Monday, June 27, 2022

Impact Of Being Assigned Female At Birth

Background:

I was assigned female at birth and use she/her/hers pronouns but am totally cool with others using they/them pronouns for me. I do not typically feel any deep connection to my gender identity (but do not generally feel a deeper connection to any other gender identity so see no real reason to choose a different gender identity.) I don't typically feel like a woman or feel like I really belong in many women centered spaces since my experiences and interests are often different from others in those spaces. 

These are all things that contribute to the reason I am who I am
But generally don't impact my day to day.

Impact Of The Supreme Court

As someone who only feels very loosely connected to my gender identity or the gender I was assigned at birth the recent supreme court ruling is hard for me to process. Knowing how many people connect me so strongly to being assigned female at birth that they are willing to potentially take away all my rights to bodily autonomy because I happen to have a womb. 

As people come forward and tell their stories I hear again and again how having a womb limits one's ability to make choices about their own body. People who speak to their doctors about having their tubes tied or having a hysterectomy and are told they are too young to make this choice when they are in their 30's, or that the doctor wants permission from the individuals boyfriend/husband. 

I also hear stories where individuals have a miscarriage and then are sent through the legal system because someone somewhere thinks there was something that could have magically prevented the miscarriage. Or politicians who have no idea how pregnancy works and suggest there is some way to reimplant ectopic pregnancies. (Not scientifically possible)

How does being assigned female at birth impact us now?

In light of the Supreme Court I am having to sit with the impact on me, my body, and my wellbeing of being assigned female at birth even though I don't strongly identify with that fact. 

I now feel like I have to fight for a women's right to choose, for a women's bodily autonomy, because this is no longer just fighting for others this is fighting for myself too.

Just because I currently live in a state that is maintaining a women's right to choose in the worlds of Martin Luther King “Injustice anywhere is a threat to justice everywhere. We are caught in an inescapable network of mutuality, tied in a single garment"

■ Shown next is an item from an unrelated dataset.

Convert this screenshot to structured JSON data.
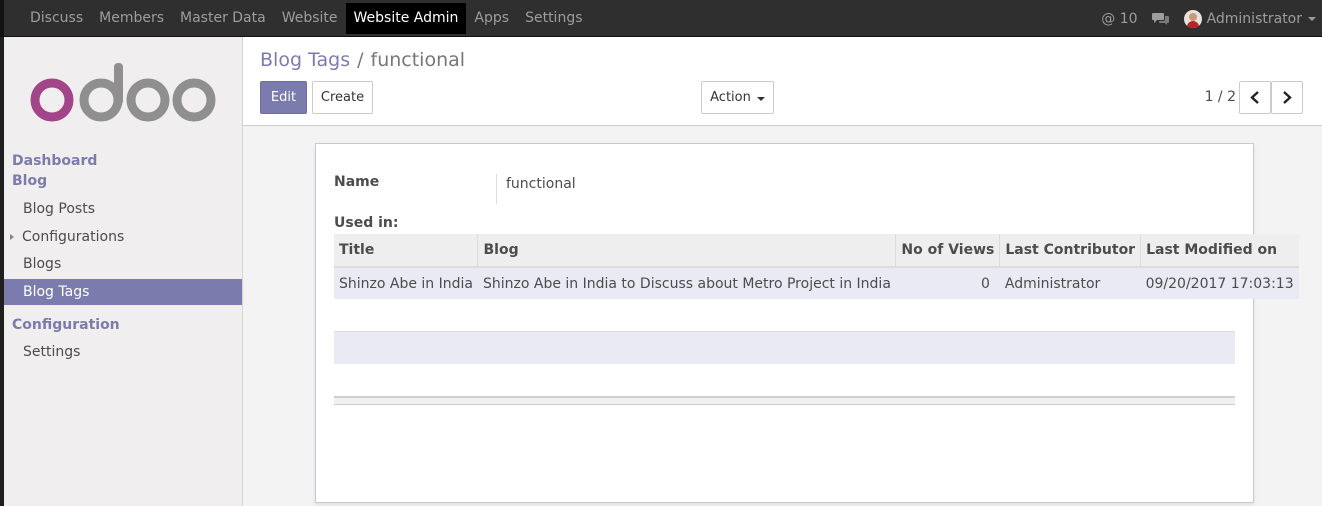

I am having to wrestle with the negative impact of being assigned female at birth in addition to already being focused on the struggles that many trans-women experience as they try to navigate life: Finding housing, Finding jobs, Be safe when they walk down the street.

Looking forward:

I have to be honest and say looking forward looks pretty bleak to me. In addition to the trauma of the current Supreme Court's anti-freedom, anti-female, anti-bodily autonomy ruling it seems likely that we will have to fight to keep so many of the rights we also have, and thought would be guaranteed such as access to contraception, marriage equality, etc. This is so much trauma and pain and fear and hurt that I am not sure what to do with what I am feeling. I don't know what container to put all the emotions that are bubble up into. I'm going to keep fighting because we need to keep fighting but I will not say it will be easy for me.